Vancouver Mayor Gregor Robertson is defending a pilot project announced Sunday that the city hopes would create more affordable housing.
He also answered a key question about his political future.
Coverage of affordability in Vancouver on Globalnews.ca:
Speaking to Global News, Robertson said the city has struggled to keep up with market forces.
“The challenge has been the market just keeps outpacing everything that we do here in Vancouver, and we need all levels of government to focus on this,” he said.
“Historically, (the) federal government built a lot of housing, a lot of co-op housing. The provincial government funded a lot of social housing.
“We need them back in the game too, so that all levels of government are focused. It’s not just a Vancouver problem, it’s impacting, you know, right across the country.”
He outlined steps that the city has already taken to tackle housing affordability.
“We had the first rental incentive program years ago. Six or seven years ago, to build rental housing, to get the supply up. And over time, we realized we can’t just create more supply, we have to tie some of that supply to affordability.”
Robertson said that nobody expected prices to climb the way they have in recent years.
“I don’t think there’s anyone that expected Vancouver to be in the leagues of New York and London,” he said.
“If you said that five or 10 years ago, people wouldn’t believe that Vancouver’s market would be this intense.”
Asked whether the idea behind the project is to take him into another term, Robertson said, “yeah, I think this is part of that.”

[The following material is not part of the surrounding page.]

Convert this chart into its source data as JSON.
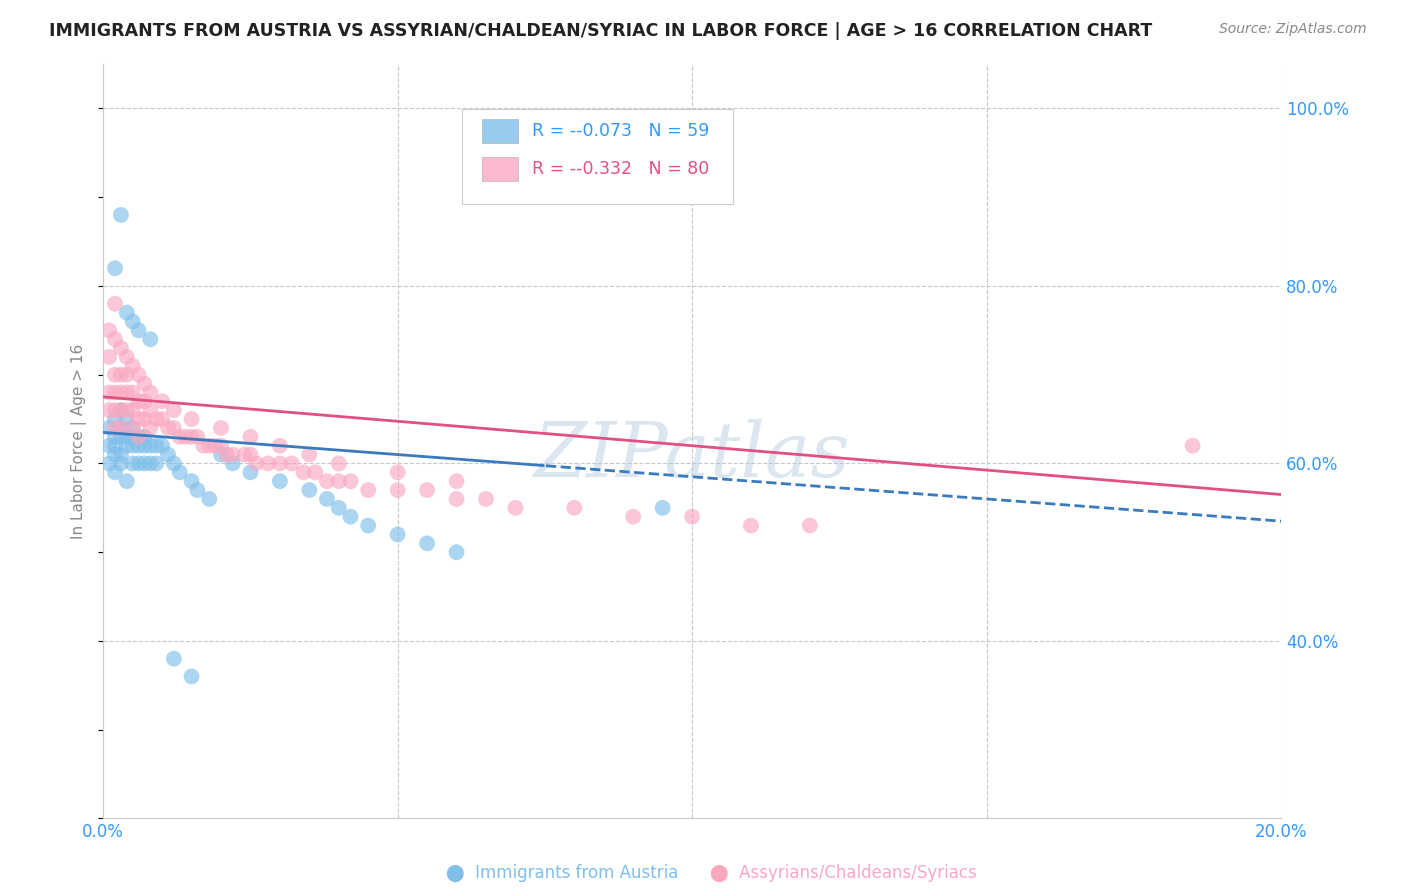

“We’ve been working on this for the past year, lots of engagement and consultation,” he said.
“Over 10,000 people have fed in ideas for more housing and more affordable housing, so this is, we’re rolling out the changes that we’ve heard back from people in Vancouver over the past year.”
Robertson said he’s talking affordability with the new provincial government.
He adds he’s feeling optimistic about the new provincial government moving forward.
“It’s mainly about the platform, the commitments that they made to invest in affordable housing and solving homelessness. We didn’t see that commitment from the BC Liberals. You know, they made some investments, but it wasn’t enough. We have a crisis in the region in particular, and a new government that I think is aware of the crisis and committed to doing something about it.”
The Cambie Corridor Phase 3 Plan would require new buildings to have a number of designated rental units for tenants making a maximum of $80,000 a year.